'
'Oh, Tom!' says she, 'hev you got sixty dollars saved already?' 'I've
got it, Lucy,' says he, 'an' I'll go over tomorrow an' pay Doc Squiers.
Don' you worry any more. Forget all about it.' Well o' course, miss,
that helped a lot. Nell an' Lucy both felt the disgrace of the thing,
but it wouldn't be a public disgrace, like goin' to jail; so we was all
mighty glad Tom had that sixty dollars."
"It was very fortunate," said Beth, filling in another pause.
"The nex' day Tom were as good as his word. He paid Doc Squiers an' got
a receipt an' giv it to Lucy.

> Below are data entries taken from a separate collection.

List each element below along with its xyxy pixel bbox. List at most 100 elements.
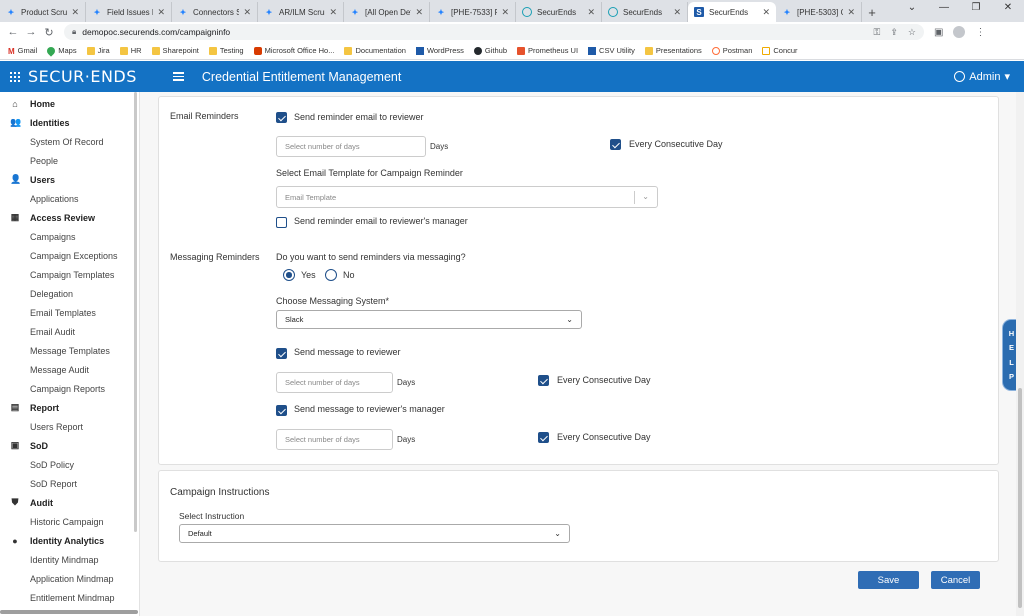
close-window-icon[interactable]: ✕ bbox=[992, 2, 1024, 13]
sidebar-item-application-mindmap[interactable]: Application Mindmap bbox=[0, 569, 139, 588]
close-tab-icon[interactable]: ✕ bbox=[847, 7, 855, 18]
sidebar-horizontal-scrollbar[interactable] bbox=[0, 610, 138, 614]
new-tab-button[interactable]: + bbox=[862, 2, 882, 22]
forward-arrow-icon[interactable]: → bbox=[22, 26, 40, 38]
browser-tab[interactable]: SecurEnds ✕ bbox=[516, 2, 602, 22]
instruction-select[interactable]: Default ⌄ bbox=[179, 524, 570, 543]
bookmark-item[interactable]: Prometheus UI bbox=[517, 46, 578, 55]
browser-tab[interactable]: ✦ Field Issues Ka ✕ bbox=[86, 2, 172, 22]
lock-icon[interactable]: 🔒︎ bbox=[72, 27, 76, 37]
sidebar-item-campaign-exceptions[interactable]: Campaign Exceptions bbox=[0, 246, 139, 265]
sidebar-item-entitlement-mindmap[interactable]: Entitlement Mindmap bbox=[0, 588, 139, 607]
close-tab-icon[interactable]: ✕ bbox=[762, 7, 770, 18]
bookmark-item[interactable]: Microsoft Office Ho... bbox=[253, 46, 334, 55]
reload-icon[interactable]: ↻ bbox=[40, 26, 58, 39]
close-tab-icon[interactable]: ✕ bbox=[501, 7, 509, 18]
star-icon[interactable]: ☆ bbox=[908, 27, 916, 38]
browser-tab[interactable]: ✦ Connectors Sc ✕ bbox=[172, 2, 258, 22]
bookmark-item[interactable]: Maps bbox=[45, 44, 77, 57]
sidebar-item-identity-mindmap[interactable]: Identity Mindmap bbox=[0, 550, 139, 569]
sidebar-item-report[interactable]: ▤ Report bbox=[0, 398, 139, 417]
close-tab-icon[interactable]: ✕ bbox=[415, 7, 423, 18]
hamburger-menu-icon[interactable] bbox=[172, 72, 184, 81]
close-tab-icon[interactable]: ✕ bbox=[243, 7, 251, 18]
reviewer-message-days-input[interactable]: Select number of days bbox=[276, 372, 393, 393]
profile-avatar[interactable] bbox=[953, 26, 966, 38]
browser-tab[interactable]: ✦ Product Scrum✕ bbox=[0, 2, 86, 22]
send-reviewer-email-checkbox[interactable] bbox=[276, 112, 287, 123]
sidepanel-icon[interactable]: ▣ bbox=[934, 27, 943, 38]
bookmark-item[interactable]: Jira bbox=[86, 46, 110, 55]
restore-icon[interactable]: ❐ bbox=[960, 2, 992, 13]
sidebar-item-message-templates[interactable]: Message Templates bbox=[0, 341, 139, 360]
reviewer-message-every-day-checkbox[interactable] bbox=[538, 375, 549, 386]
sidebar-item-campaigns[interactable]: Campaigns bbox=[0, 227, 139, 246]
minimize-icon[interactable]: — bbox=[928, 2, 960, 13]
url-input[interactable]: 🔒︎ demopoc.securends.com/campaigninfo ⚿ … bbox=[64, 24, 924, 40]
send-reviewer-message-checkbox[interactable] bbox=[276, 348, 287, 359]
sidebar-item-historic-campaign[interactable]: Historic Campaign bbox=[0, 512, 139, 531]
bookmark-item[interactable]: Testing bbox=[208, 46, 244, 55]
cancel-button[interactable]: Cancel bbox=[931, 571, 980, 589]
sidebar-item-sod-policy[interactable]: SoD Policy bbox=[0, 455, 139, 474]
email-template-dropdown[interactable]: Email Template ⌄ bbox=[276, 186, 658, 208]
sidebar-item-users-report[interactable]: Users Report bbox=[0, 417, 139, 436]
apps-grid-icon[interactable] bbox=[10, 71, 20, 82]
close-tab-icon[interactable]: ✕ bbox=[71, 7, 79, 18]
sidebar-scrollbar[interactable] bbox=[134, 92, 137, 532]
browser-tab[interactable]: ✦ [PHE-5303] Cr ✕ bbox=[776, 2, 862, 22]
bookmark-item[interactable]: M Gmail bbox=[8, 46, 37, 56]
bookmark-item[interactable]: HR bbox=[119, 46, 142, 55]
sidebar-item-applications[interactable]: Applications bbox=[0, 189, 139, 208]
manager-message-days-input[interactable]: Select number of days bbox=[276, 429, 393, 450]
sidebar-item-sod[interactable]: ▣ SoD bbox=[0, 436, 139, 455]
sidebar-item-identities[interactable]: 👥 Identities bbox=[0, 113, 139, 132]
close-tab-icon[interactable]: ✕ bbox=[673, 7, 681, 18]
share-icon[interactable]: ⇪ bbox=[890, 27, 898, 38]
browser-tab[interactable]: ✦ AR/ILM Scrum ✕ bbox=[258, 2, 344, 22]
sidebar-item-users[interactable]: 👤 Users bbox=[0, 170, 139, 189]
sidebar-item-audit[interactable]: ⛊ Audit bbox=[0, 493, 139, 512]
messaging-system-select[interactable]: Slack ⌄ bbox=[276, 310, 582, 329]
sidebar-item-email-audit[interactable]: Email Audit bbox=[0, 322, 139, 341]
back-arrow-icon[interactable]: ← bbox=[4, 26, 22, 38]
bookmark-item[interactable]: Documentation bbox=[344, 46, 406, 55]
sidebar-item-system-of-record[interactable]: System Of Record bbox=[0, 132, 139, 151]
send-manager-message-checkbox[interactable] bbox=[276, 405, 287, 416]
save-button[interactable]: Save bbox=[858, 571, 919, 589]
menu-dots-icon[interactable]: ⋮ bbox=[975, 27, 985, 38]
admin-menu[interactable]: Admin ▾ bbox=[954, 70, 1010, 83]
messaging-yes-radio[interactable] bbox=[283, 269, 295, 281]
sidebar-item-campaign-templates[interactable]: Campaign Templates bbox=[0, 265, 139, 284]
manager-message-every-day-checkbox[interactable] bbox=[538, 432, 549, 443]
chevron-down-icon[interactable]: ⌄ bbox=[896, 2, 928, 13]
sidebar-item-people[interactable]: People bbox=[0, 151, 139, 170]
bookmark-item[interactable]: Postman bbox=[711, 46, 752, 55]
close-tab-icon[interactable]: ✕ bbox=[587, 7, 595, 18]
browser-tab[interactable]: ✦ [All Open Def ✕ bbox=[344, 2, 430, 22]
close-tab-icon[interactable]: ✕ bbox=[157, 7, 165, 18]
page-scrollbar-thumb[interactable] bbox=[1018, 388, 1022, 608]
email-days-input[interactable]: Select number of days bbox=[276, 136, 426, 157]
browser-tab[interactable]: SecurEnds ✕ bbox=[602, 2, 688, 22]
email-every-day-checkbox[interactable] bbox=[610, 139, 621, 150]
bookmark-item[interactable]: Sharepoint bbox=[151, 46, 199, 55]
sidebar-item-home[interactable]: ⌂ Home bbox=[0, 94, 139, 113]
send-manager-email-checkbox[interactable] bbox=[276, 217, 287, 228]
key-icon[interactable]: ⚿ bbox=[874, 27, 881, 38]
bookmark-item[interactable]: Github bbox=[473, 46, 507, 55]
browser-tab[interactable]: ✦ [PHE-7533] Pu ✕ bbox=[430, 2, 516, 22]
page-scrollbar[interactable] bbox=[1016, 92, 1024, 616]
bookmark-item[interactable]: Presentations bbox=[644, 46, 702, 55]
sidebar-item-campaign-reports[interactable]: Campaign Reports bbox=[0, 379, 139, 398]
bookmark-item[interactable]: CSV Utility bbox=[588, 46, 635, 55]
sidebar-item-delegation[interactable]: Delegation bbox=[0, 284, 139, 303]
sidebar-item-identity-analytics[interactable]: ● Identity Analytics bbox=[0, 531, 139, 550]
sidebar-item-sod-report[interactable]: SoD Report bbox=[0, 474, 139, 493]
sidebar-item-access-review[interactable]: ▦ Access Review bbox=[0, 208, 139, 227]
close-tab-icon[interactable]: ✕ bbox=[329, 7, 337, 18]
messaging-no-radio[interactable] bbox=[325, 269, 337, 281]
sidebar-item-email-templates[interactable]: Email Templates bbox=[0, 303, 139, 322]
browser-tab[interactable]: S SecurEnds ✕ bbox=[688, 2, 776, 22]
bookmark-item[interactable]: Concur bbox=[762, 46, 798, 55]
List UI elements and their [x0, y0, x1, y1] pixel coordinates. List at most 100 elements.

Then we thought th' trouble was over, but
it had on'y just begun. Monday mornin' Tom was arrested over t' the mill
fer passin' a forged check an' gettin' sixty dollars on it. Lucy was
near frantic with grief. She walked all the way to Fairview, an' they
let her see Tom in the jail. He tol' her it was true he forged th'
check, but he did it to save her. He was a man an' it wouldn't hurt fer
him to go to jail so much as it would a girl. He said he was glad he did
it, an' didn't mind servin' a sentence in prison. I think, miss, as Tom
meant thet--ev'ry word uv it. But Lucy broke down under the thing an'
raved an' cried, an' nuther Nell ner I could do anything with her.